Who is to blame for the public’s massively inaccurate perception of the scale of Covid cases and deaths? The media could have provided context, but – with rare exceptions – has not done so. Perhaps too many journalists either don’t want to diminish the power of a frightening headline or simply have also lacked the gumption to unpack the raw figures given to them. The government comms teams though could have done the basic donkey-work for them. From lobby briefings, to press releases to Downing Street press conferences, no such context has ever been spoon-fed to reporters, readers or viewers.
More extraordinary still is the revelation that Public Health England (PHE) attributed a Covid death to anyone who had tested positive for the virus and subsequently died, even if they did so months afterwards from causes unrelated to Covid. Unless corrected, it would in theory have meant that anyone who had ever tested positive would ultimately be recorded as a Covid victim.
Poorly thought-through decisions are easily made in crisis situations, but it was not a mistake that the devolved authorities in Scotland, Wales and Northern Ireland made. It now transpires that much of Scotland’s supposed superiority over England in Covid fatalities is a statistical error.
Politically though, the damage is done – the SNP administration has built its extraordinary recent popular support by reinforcing a misapprehension of a significant difference between Scotland and England that is now deeply embedded in Scottish self-perception. The difference, per head of population, is actually quite small and may be attributable to influences that have little to do with marginal differences in public health policy between the two nations. But good luck interrupting Nicola Sturgeon with that quibble.

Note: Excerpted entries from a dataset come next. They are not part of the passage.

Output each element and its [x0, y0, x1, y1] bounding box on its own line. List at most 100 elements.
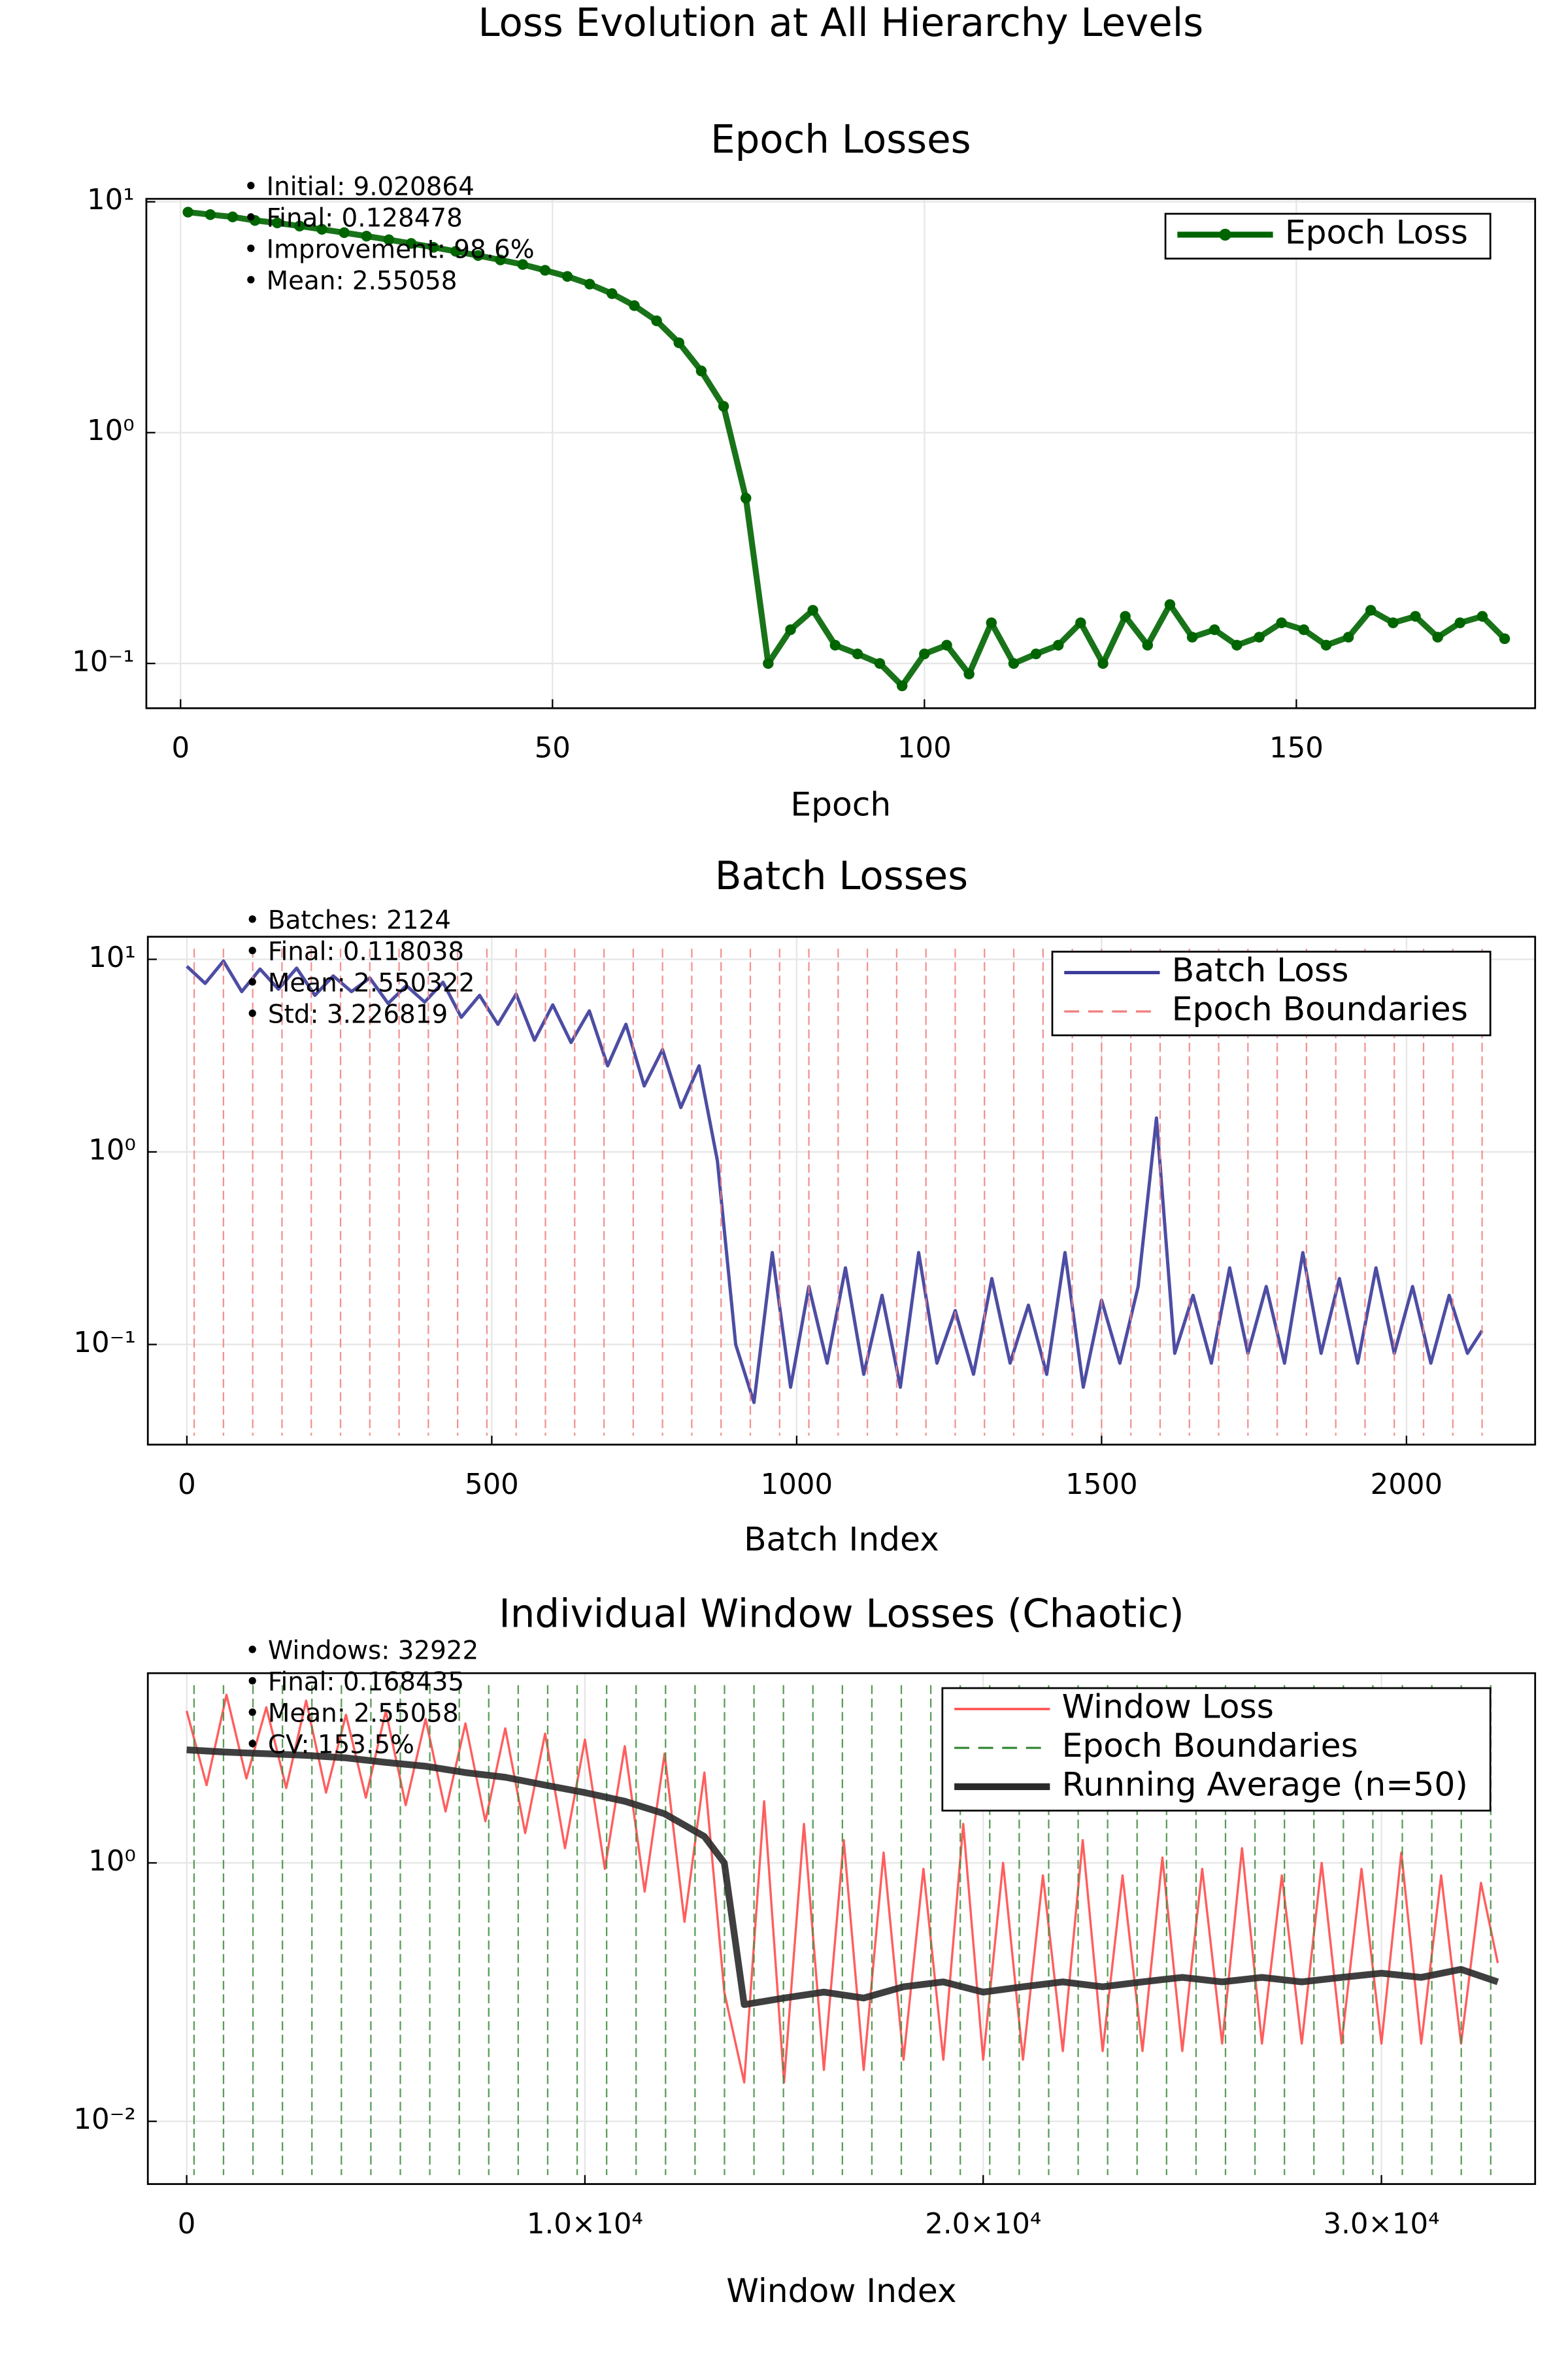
series-marker [807, 605, 818, 616]
legend-label: Window Loss [1062, 1687, 1274, 1726]
series-marker [584, 279, 595, 290]
y-tick-label: 10⁰ [88, 1134, 136, 1166]
y-tick-label: 10⁻² [73, 2103, 136, 2136]
x-tick-label: 1500 [1065, 1468, 1137, 1501]
x-tick-label: 0 [171, 732, 190, 765]
series-marker [673, 337, 685, 348]
annotation: • Windows: 32922 [245, 1636, 479, 1666]
subplot: Epoch Losses Epoch 0 50 100 150 10⁻¹ 10⁰ 10¹ • In… [72, 117, 1537, 824]
series-marker [1164, 599, 1176, 610]
annotation: • Final: 0.118038 [245, 937, 464, 966]
subplot-title: Epoch Losses [710, 117, 971, 162]
annotation: • Initial: 9.020864 [243, 173, 474, 202]
series-marker [852, 648, 863, 660]
series-marker [1410, 611, 1421, 622]
x-tick-label: 1.0×10⁴ [527, 2208, 643, 2241]
annotation: • Mean: 2.550322 [245, 968, 475, 998]
plot-frame [146, 1672, 1537, 2185]
y-tick-label: 10¹ [88, 941, 136, 974]
series-marker [205, 209, 216, 220]
figure-title: Loss Evolution at All Hierarchy Levels [478, 1, 1203, 46]
legend-label: Batch Loss [1172, 951, 1349, 989]
series-marker [1276, 617, 1287, 628]
x-axis-label: Window Index [726, 2271, 956, 2310]
legend-label: Epoch Boundaries [1172, 990, 1468, 1028]
series-marker [963, 668, 975, 680]
series-marker [1432, 632, 1443, 643]
subplot: Batch Losses Batch Index 0 500 1000 1500 2000 1… [73, 854, 1537, 1559]
legend-label: Epoch Loss [1285, 212, 1468, 251]
annotation: • Mean: 2.55058 [245, 1699, 459, 1729]
series-marker [941, 639, 952, 651]
plot-frame [146, 936, 1537, 1446]
series-marker [919, 648, 930, 660]
series-line [186, 959, 1484, 1404]
series-marker [1209, 624, 1220, 635]
series-marker [896, 680, 908, 692]
series-marker [316, 224, 327, 235]
x-tick-label: 2000 [1371, 1468, 1443, 1501]
annotation: • Final: 0.128478 [243, 204, 462, 233]
x-tick-label: 50 [535, 732, 571, 765]
series-marker [450, 246, 461, 257]
series-marker [1298, 624, 1310, 635]
series-marker [1120, 611, 1131, 622]
x-tick-label: 0 [178, 2208, 196, 2241]
annotation: • Batches: 2124 [245, 906, 451, 935]
series-marker [561, 271, 573, 282]
series-marker [1008, 658, 1020, 669]
series-marker [1499, 633, 1510, 645]
series-marker [361, 230, 373, 242]
y-tick-label: 10⁻¹ [73, 1327, 136, 1359]
series-marker [249, 215, 261, 226]
series-marker [718, 401, 729, 412]
series-marker [383, 234, 395, 245]
legend-label: Running Average (n=50) [1062, 1765, 1468, 1803]
x-tick-label: 3.0×10⁴ [1324, 2208, 1440, 2241]
x-tick-label: 150 [1269, 732, 1324, 765]
legend-marker [1219, 228, 1231, 241]
annotation: • Std: 3.226819 [245, 1000, 448, 1029]
series-marker [473, 250, 484, 262]
series-marker [227, 211, 239, 223]
series-marker [785, 624, 796, 635]
plot-frame [145, 197, 1537, 709]
series-marker [271, 217, 283, 229]
series-marker [1388, 617, 1399, 628]
x-tick-label: 100 [897, 732, 952, 765]
x-tick-label: 2.0×10⁴ [925, 2208, 1041, 2241]
series-marker [1075, 617, 1086, 628]
series-marker [1231, 639, 1243, 651]
series-marker [986, 617, 997, 628]
series-marker [1030, 648, 1042, 660]
series-marker [182, 207, 193, 218]
annotation: • CV: 153.5% [245, 1731, 414, 1760]
plot-area [185, 1685, 1499, 2175]
y-tick-label: 10⁻¹ [72, 645, 135, 678]
series-marker [1454, 617, 1466, 628]
series-marker [829, 639, 841, 651]
series-marker [1142, 639, 1154, 651]
series-line [185, 1693, 1499, 2084]
x-tick-label: 0 [178, 1468, 196, 1501]
x-tick-label: 500 [465, 1468, 519, 1501]
series-marker [1254, 632, 1265, 643]
series-marker [1052, 639, 1064, 651]
subplot: Individual Window Losses (Chaotic) Window… [73, 1591, 1537, 2310]
series-line [186, 1746, 1499, 2008]
annotation: • Final: 0.168435 [245, 1668, 464, 1697]
annotation: • Improvement: 98.6% [243, 235, 534, 265]
series-marker [294, 220, 305, 231]
y-tick-label: 10⁰ [88, 1845, 136, 1878]
series-marker [740, 492, 752, 504]
legend: Epoch Loss [1164, 212, 1492, 260]
series-marker [607, 288, 618, 299]
annotation: • Mean: 2.55058 [243, 267, 457, 296]
plot-area [182, 207, 1510, 692]
y-tick-label: 10¹ [87, 184, 135, 216]
series-marker [629, 300, 640, 311]
series-marker [1320, 639, 1332, 651]
x-axis-label: Batch Index [744, 1520, 939, 1559]
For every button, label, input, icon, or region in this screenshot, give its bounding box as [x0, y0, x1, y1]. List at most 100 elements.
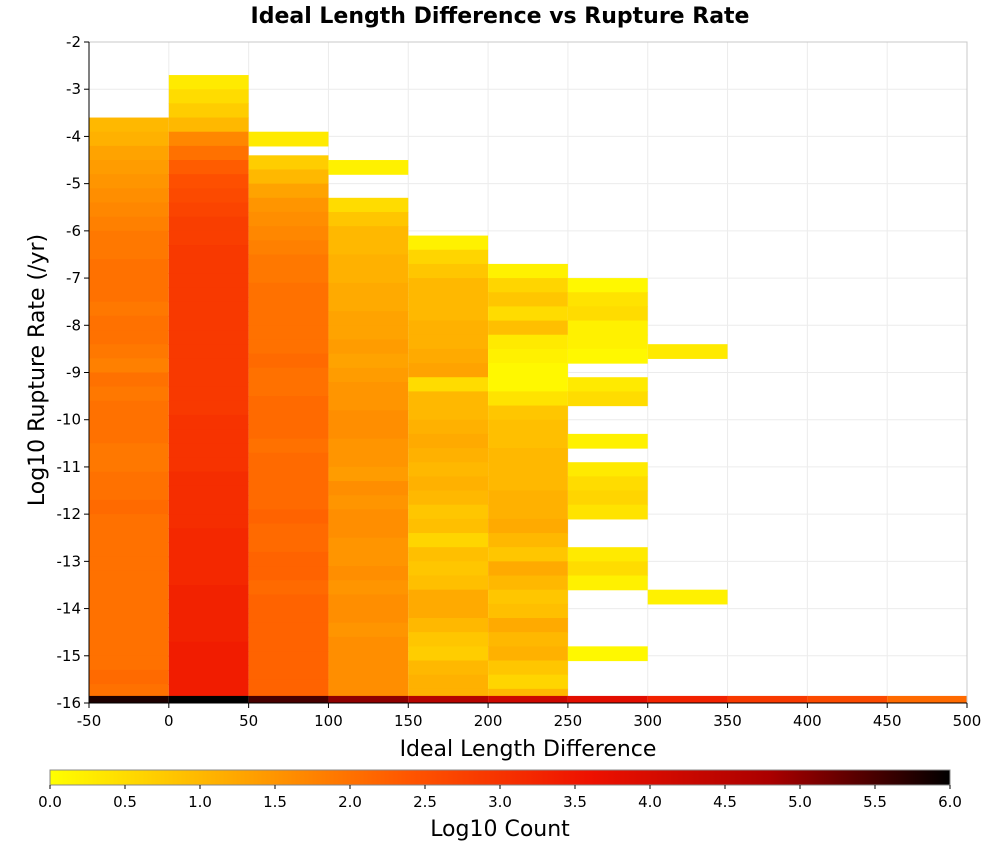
heatmap-cell — [248, 495, 329, 511]
heatmap-cell-bottom — [168, 695, 249, 703]
heatmap-cell — [647, 589, 728, 605]
y-tick-label: -16 — [57, 694, 82, 712]
heatmap-cell — [168, 372, 249, 388]
heatmap-cell — [248, 566, 329, 581]
x-tick-label: 250 — [554, 712, 583, 730]
heatmap-cell — [408, 674, 489, 690]
heatmap-cell — [89, 273, 169, 289]
heatmap-cell-bottom — [488, 695, 568, 703]
heatmap-cell — [328, 282, 409, 298]
heatmap-cell — [408, 688, 489, 697]
y-tick-label: -2 — [66, 33, 81, 51]
heatmap-cell — [408, 618, 489, 633]
heatmap-cell — [488, 348, 568, 364]
heatmap-cell — [89, 131, 169, 147]
heatmap-cell — [567, 476, 648, 492]
x-tick-label: 150 — [394, 712, 423, 730]
heatmap-cell — [488, 547, 568, 562]
heatmap-cell-bottom — [887, 695, 967, 703]
heatmap-cell — [488, 561, 568, 577]
heatmap-cell — [408, 589, 489, 605]
heatmap-cell — [248, 282, 329, 298]
heatmap-cell — [248, 665, 329, 680]
y-tick-label: -12 — [57, 505, 82, 523]
heatmap-cell — [248, 169, 329, 185]
heatmap-cell — [248, 622, 329, 638]
colorbar-tick-label: 2.0 — [338, 793, 362, 811]
colorbar-tick-label: 0.0 — [38, 793, 62, 811]
x-tick-label: -50 — [77, 712, 102, 730]
heatmap-cell — [89, 372, 169, 388]
heatmap-cell — [567, 278, 648, 293]
heatmap-cell-bottom — [89, 695, 169, 703]
heatmap-cell — [328, 353, 409, 369]
heatmap-cell — [89, 514, 169, 529]
heatmap-cell — [89, 457, 169, 473]
heatmap-cell — [328, 665, 409, 680]
colorbar-tick-label: 6.0 — [938, 793, 962, 811]
heatmap-cell — [408, 632, 489, 647]
axis-ticks: -50 0 50 100 150 200 250 300 350 400 450 500 -2 -3 -4 -… — [57, 33, 982, 730]
heatmap-cell — [248, 481, 329, 496]
heatmap-cell — [89, 485, 169, 501]
heatmap-cell — [168, 514, 249, 529]
heatmap-cell — [168, 443, 249, 459]
heatmap-cell — [89, 570, 169, 586]
heatmap-cell — [248, 396, 329, 411]
heatmap-cell — [328, 410, 409, 426]
colorbar-tick-label: 2.5 — [413, 793, 437, 811]
heatmap-cell-bottom — [727, 695, 808, 703]
x-tick-label: 50 — [239, 712, 258, 730]
heatmap-cell — [168, 570, 249, 586]
heatmap-cell — [168, 613, 249, 629]
heatmap-cell — [168, 499, 249, 515]
colorbar-tick-label: 1.0 — [188, 793, 212, 811]
heatmap-cell — [248, 580, 329, 596]
heatmap-cell — [488, 363, 568, 378]
heatmap-cell — [408, 249, 489, 265]
heatmap-cell — [248, 438, 329, 454]
heatmap-cell — [248, 594, 329, 610]
heatmap-cell — [89, 641, 169, 657]
heatmap-cell — [488, 476, 568, 492]
heatmap-cell — [248, 339, 329, 355]
heatmap-cell — [248, 537, 329, 553]
heatmap-cell — [488, 518, 568, 534]
heatmap-cell — [567, 504, 648, 520]
heatmap-cell — [488, 433, 568, 449]
heatmap-cell-bottom — [248, 695, 329, 703]
heatmap-cell — [408, 419, 489, 435]
heatmap-cell — [248, 424, 329, 440]
heatmap-cell — [408, 462, 489, 477]
heatmap-cell — [488, 263, 568, 279]
heatmap-cell — [408, 518, 489, 534]
heatmap-cell — [89, 188, 169, 204]
heatmap-cell — [567, 490, 648, 506]
heatmap-cell — [328, 466, 409, 482]
heatmap-cell — [89, 584, 169, 600]
heatmap-cell — [408, 660, 489, 676]
x-tick-label: 100 — [314, 712, 343, 730]
heatmap-cell — [408, 448, 489, 463]
heatmap-cell — [248, 353, 329, 369]
heatmap-cell — [248, 636, 329, 652]
heatmap-cell — [168, 358, 249, 374]
heatmap-cell — [328, 160, 409, 175]
heatmap-cell — [488, 377, 568, 392]
heatmap-cell — [168, 160, 249, 175]
colorbar-tick-label: 5.5 — [863, 793, 887, 811]
heatmap-cell — [89, 202, 169, 218]
colorbar-tick-label: 4.0 — [638, 793, 662, 811]
colorbar-tick-label: 4.5 — [713, 793, 737, 811]
heatmap-cell-bottom — [567, 695, 648, 703]
heatmap-cell — [567, 561, 648, 577]
heatmap-cell — [328, 580, 409, 596]
heatmap-cell — [328, 367, 409, 383]
heatmap-cell — [248, 509, 329, 525]
heatmap-cell — [168, 641, 249, 657]
heatmap-cell-bottom — [807, 695, 888, 703]
heatmap-cell — [89, 471, 169, 487]
colorbar-tick-label: 0.5 — [113, 793, 137, 811]
heatmap-cell — [168, 627, 249, 643]
heatmap-cell — [89, 556, 169, 572]
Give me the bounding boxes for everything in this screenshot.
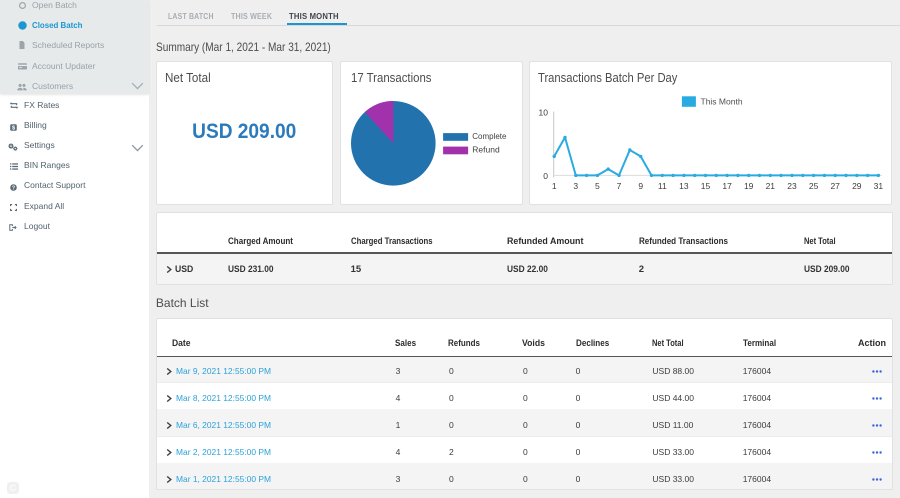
svg-text:23: 23: [787, 181, 797, 191]
svg-text:9: 9: [638, 181, 643, 191]
svg-text:17: 17: [722, 181, 732, 191]
svg-text:25: 25: [809, 181, 819, 191]
svg-text:29: 29: [852, 181, 862, 191]
svg-text:11: 11: [658, 181, 667, 191]
svg-text:5: 5: [595, 181, 600, 191]
svg-text:27: 27: [830, 181, 840, 191]
svg-text:0: 0: [543, 171, 548, 181]
svg-text:?: ?: [12, 185, 15, 191]
svg-text:13: 13: [679, 181, 689, 191]
svg-text:Refund: Refund: [472, 145, 500, 155]
svg-text:1: 1: [552, 181, 557, 191]
svg-text:Complete: Complete: [472, 132, 507, 141]
svg-text:10: 10: [539, 107, 549, 117]
svg-text:$: $: [12, 125, 15, 131]
svg-text:19: 19: [744, 181, 754, 191]
svg-text:3: 3: [573, 181, 578, 191]
svg-text:This Month: This Month: [701, 97, 743, 107]
svg-text:15: 15: [701, 181, 711, 191]
svg-text:31: 31: [874, 181, 884, 191]
svg-text:7: 7: [617, 181, 622, 191]
svg-text:21: 21: [766, 181, 776, 191]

Belatedly, PHE has changed its definition to conform with that already used by Scotland, Wales, and Northern Ireland (anyone who dies within 28 dies of testing positive for Covid). So, instead of 42,072 deaths in England, the figure has been down-scaled to 36,695. Incidentally, the change now means that the UK has a similar death rate per head of population to Italy and Spain and is not the great outlier that the raw data (and popular perception) believes to be Britain’s outstandingly poor performance.
Less susceptible to modification will be the UK’s GDP collapse. But that is, in part, influenced by a lack of consumer and business confidence. And how can that confidence return if Britons think the virus has already killed 7 percent of the country, the equivalent of 4.7 million people?